The Middle East Quartet of peacemakers on Wednesday joined calls for a quick start to the rebuilding of war-ravaged Gaza before the current truce with Israel ends in renewed violence. "The precarious situation in Gaza and southern Israel, the danger that violence could flare up again at any point, are precisely the reason to move as quickly as possible on the short-term and long-term recovery efforts," Quartet envoy Tony Blair wrote in remarks published by his office ahead of a meeting on international aid to the Palestinians.
Blair said that aid to the coastal strip should go beyond just repairing the devastation wrought by Israel's 50-day offensive against rocket fire from Palestinian militants. "This is not about putting the pieces back together in Gaza," he wrote in the introduction to a report he is to present in New York on Monday to a session of the Ad Hoc Liaison Committee (AHLC), which co-ordinates international donor support for he Palestinians "This is about making substantive, lasting change, uniting Gaza and the West Bank and opening Gaza back up to the world," he wrote.
Blair's report calls for the West Bank-based Palestinian Authority of president Mahmud Abbas to take a leading role in Gaza's reconstruction, with the "comprehensive" support of the international community.
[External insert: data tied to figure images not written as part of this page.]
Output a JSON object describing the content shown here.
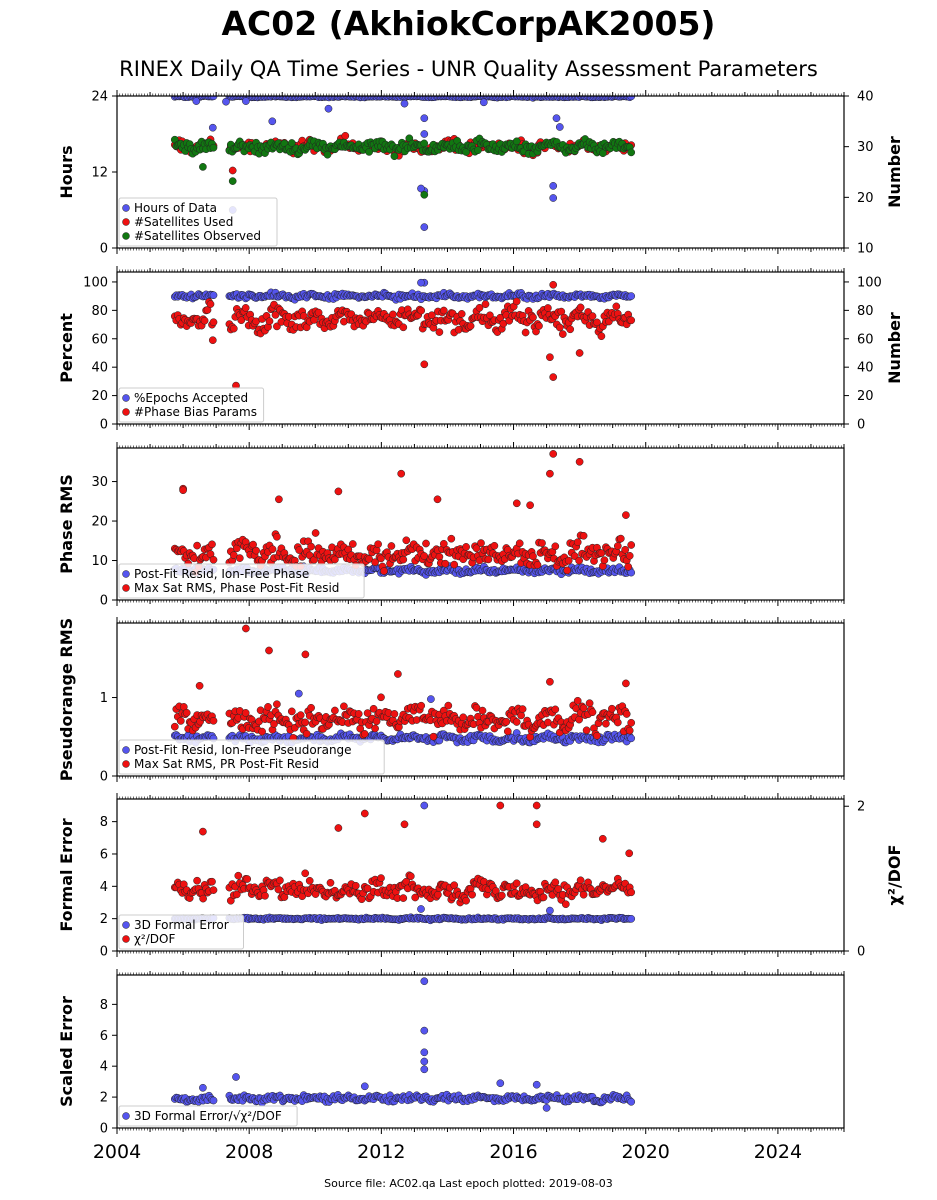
{
  "page": {
    "title": "AC02 (AkhiokCorpAK2005)",
    "subtitle": "RINEX Daily QA Time Series - UNR Quality Assessment Parameters",
    "footer": "Source file: AC02.qa Last epoch plotted: 2019-08-03"
  },
  "colors": {
    "blue": "#5555ee",
    "red": "#ee1111",
    "green": "#117711",
    "edge": "#222222"
  },
  "chart_data": [
    {
      "type": "scatter",
      "id": "hours",
      "xlim": [
        2004,
        2026
      ],
      "x_ticks": [
        "2004",
        "2008",
        "2012",
        "2016",
        "2020",
        "2024"
      ],
      "ylabel": "Hours",
      "ylim": [
        0,
        24
      ],
      "yticks": [
        "0",
        "12",
        "24"
      ],
      "ylabel_right": "Number",
      "ylim_right": [
        10,
        40
      ],
      "yticks_right": [
        "10",
        "20",
        "30",
        "40"
      ],
      "legend": [
        "Hours of Data",
        "#Satellites Used",
        "#Satellites Observed"
      ],
      "series": [
        {
          "name": "Hours of Data",
          "color": "blue",
          "axis": "left",
          "base": 23.9,
          "noise": 0.1,
          "outliers": [
            [
              2006.4,
              23.2
            ],
            [
              2006.9,
              19.0
            ],
            [
              2007.3,
              23.1
            ],
            [
              2007.5,
              6.0
            ],
            [
              2007.9,
              23.2
            ],
            [
              2008.7,
              20.0
            ],
            [
              2010.4,
              22.0
            ],
            [
              2012.7,
              22.8
            ],
            [
              2013.3,
              18.0
            ],
            [
              2013.3,
              9.0
            ],
            [
              2013.2,
              9.4
            ],
            [
              2013.3,
              3.3
            ],
            [
              2013.3,
              20.5
            ],
            [
              2017.2,
              9.8
            ],
            [
              2017.2,
              7.9
            ],
            [
              2017.3,
              20.5
            ],
            [
              2017.4,
              19.1
            ],
            [
              2015.1,
              23.0
            ]
          ]
        },
        {
          "name": "#Satellites Used",
          "color": "red",
          "axis": "right",
          "base": 30.0,
          "noise": 1.0,
          "outliers": [
            [
              2007.5,
              25.3
            ],
            [
              2009.3,
              30.2
            ]
          ]
        },
        {
          "name": "#Satellites Observed",
          "color": "green",
          "axis": "right",
          "base": 30.0,
          "noise": 1.0,
          "outliers": [
            [
              2007.5,
              23.2
            ],
            [
              2013.3,
              20.5
            ],
            [
              2006.6,
              26.0
            ]
          ]
        }
      ]
    },
    {
      "type": "scatter",
      "id": "percent",
      "xlim": [
        2004,
        2026
      ],
      "ylabel": "Percent",
      "ylim": [
        0,
        107
      ],
      "yticks": [
        "0",
        "20",
        "40",
        "60",
        "80",
        "100"
      ],
      "ylabel_right": "Number",
      "ylim_right": [
        0,
        107
      ],
      "yticks_right": [
        "0",
        "20",
        "40",
        "60",
        "80",
        "100"
      ],
      "legend": [
        "%Epochs Accepted",
        "#Phase Bias Params"
      ],
      "series": [
        {
          "name": "%Epochs Accepted",
          "color": "blue",
          "axis": "left",
          "base": 90,
          "noise": 1.5,
          "outliers": [
            [
              2013.3,
              99.5
            ],
            [
              2013.2,
              99.5
            ]
          ]
        },
        {
          "name": "#Phase Bias Params",
          "color": "red",
          "axis": "right",
          "base": 74,
          "noise": 7,
          "outliers": [
            [
              2007.6,
              27.0
            ],
            [
              2013.3,
              42.0
            ],
            [
              2017.2,
              33.0
            ],
            [
              2017.1,
              47.0
            ],
            [
              2018.0,
              50.0
            ],
            [
              2017.2,
              98.0
            ],
            [
              2006.9,
              59.0
            ]
          ]
        }
      ]
    },
    {
      "type": "scatter",
      "id": "phase",
      "xlim": [
        2004,
        2026
      ],
      "ylabel": "Phase RMS",
      "ylim": [
        0,
        38.5
      ],
      "yticks": [
        "0",
        "10",
        "20",
        "30"
      ],
      "legend": [
        "Post-Fit Resid, Ion-Free Phase",
        "Max Sat RMS, Phase Post-Fit Resid"
      ],
      "series": [
        {
          "name": "Post-Fit Resid, Ion-Free Phase",
          "color": "blue",
          "axis": "left",
          "base": 7.5,
          "noise": 0.6,
          "outliers": []
        },
        {
          "name": "Max Sat RMS, Phase Post-Fit Resid",
          "color": "red",
          "axis": "left",
          "base": 11.5,
          "noise": 3,
          "outliers": [
            [
              2006.0,
              28.2
            ],
            [
              2006.0,
              27.8
            ],
            [
              2008.9,
              25.5
            ],
            [
              2010.7,
              27.5
            ],
            [
              2012.6,
              32.0
            ],
            [
              2013.7,
              25.5
            ],
            [
              2017.1,
              32.0
            ],
            [
              2017.2,
              37.0
            ],
            [
              2018.0,
              35.0
            ],
            [
              2016.1,
              24.5
            ],
            [
              2016.5,
              24.0
            ],
            [
              2019.4,
              21.5
            ]
          ]
        }
      ]
    },
    {
      "type": "scatter",
      "id": "pseudorange",
      "xlim": [
        2004,
        2026
      ],
      "ylabel": "Pseudorange RMS",
      "ylim": [
        0,
        1.95
      ],
      "yticks": [
        "0",
        "1"
      ],
      "legend": [
        "Post-Fit Resid, Ion-Free Pseudorange",
        "Max Sat RMS, PR Post-Fit Resid"
      ],
      "series": [
        {
          "name": "Post-Fit Resid, Ion-Free Pseudorange",
          "color": "blue",
          "axis": "left",
          "base": 0.48,
          "noise": 0.04,
          "outliers": [
            [
              2013.5,
              0.98
            ],
            [
              2009.5,
              1.05
            ]
          ]
        },
        {
          "name": "Max Sat RMS, PR Post-Fit Resid",
          "color": "red",
          "axis": "left",
          "base": 0.72,
          "noise": 0.15,
          "outliers": [
            [
              2007.9,
              1.88
            ],
            [
              2008.6,
              1.6
            ],
            [
              2009.7,
              1.55
            ],
            [
              2012.5,
              1.3
            ],
            [
              2017.1,
              1.2
            ],
            [
              2019.4,
              1.18
            ],
            [
              2006.5,
              1.15
            ]
          ]
        }
      ]
    },
    {
      "type": "scatter",
      "id": "formal",
      "xlim": [
        2004,
        2026
      ],
      "ylabel": "Formal Error",
      "ylim": [
        0,
        9.4
      ],
      "yticks": [
        "0",
        "2",
        "4",
        "6",
        "8"
      ],
      "ylabel_right": "χ²/DOF",
      "ylim_right": [
        0,
        2.1
      ],
      "yticks_right": [
        "0",
        "2"
      ],
      "legend": [
        "3D Formal Error",
        "χ²/DOF"
      ],
      "series": [
        {
          "name": "3D Formal Error",
          "color": "blue",
          "axis": "left",
          "base": 2.0,
          "noise": 0.05,
          "outliers": [
            [
              2013.3,
              9.0
            ],
            [
              2013.2,
              2.6
            ],
            [
              2017.1,
              2.5
            ]
          ]
        },
        {
          "name": "χ²/DOF",
          "color": "red",
          "axis": "right",
          "base": 0.85,
          "noise": 0.12,
          "outliers": [
            [
              2006.6,
              1.65
            ],
            [
              2010.7,
              1.7
            ],
            [
              2011.5,
              1.9
            ],
            [
              2012.7,
              1.75
            ],
            [
              2015.6,
              2.01
            ],
            [
              2016.7,
              2.01
            ],
            [
              2016.7,
              1.75
            ],
            [
              2018.7,
              1.55
            ],
            [
              2019.5,
              1.35
            ]
          ]
        }
      ]
    },
    {
      "type": "scatter",
      "id": "scaled",
      "xlim": [
        2004,
        2026
      ],
      "ylabel": "Scaled Error",
      "ylim": [
        0,
        9.9
      ],
      "yticks": [
        "0",
        "2",
        "4",
        "6",
        "8"
      ],
      "legend": [
        "3D Formal Error/√χ²/DOF"
      ],
      "series": [
        {
          "name": "3D Formal Error/√χ²/DOF",
          "color": "blue",
          "axis": "left",
          "base": 1.9,
          "noise": 0.18,
          "outliers": [
            [
              2013.3,
              9.5
            ],
            [
              2013.3,
              6.3
            ],
            [
              2013.3,
              4.9
            ],
            [
              2013.3,
              4.3
            ],
            [
              2013.3,
              3.8
            ],
            [
              2007.6,
              3.3
            ],
            [
              2006.6,
              2.6
            ],
            [
              2011.5,
              2.7
            ],
            [
              2015.6,
              2.9
            ],
            [
              2016.7,
              2.8
            ],
            [
              2017.0,
              1.3
            ]
          ]
        }
      ]
    }
  ]
}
He welcomed Tuesday's announcement that Israel and the Palestinians had accepted a UN-brokered deal on delivering construction materials to Gaza that would ensure they would not be diverted by Hamas militants.
The July-August Israeli operation in Gaza killed at least 2,100 Palestinians, and the UN said it made some 100,000 people homeless in the long term. On the Israeli side, 73 people died. The cost for full reconstruction of homes and infrastructure destroyed during the war is estimated at $7.8 billion (6.0 billion euros) by the Ramallah-based Palestinian Economic Council for Development and Reconstruction.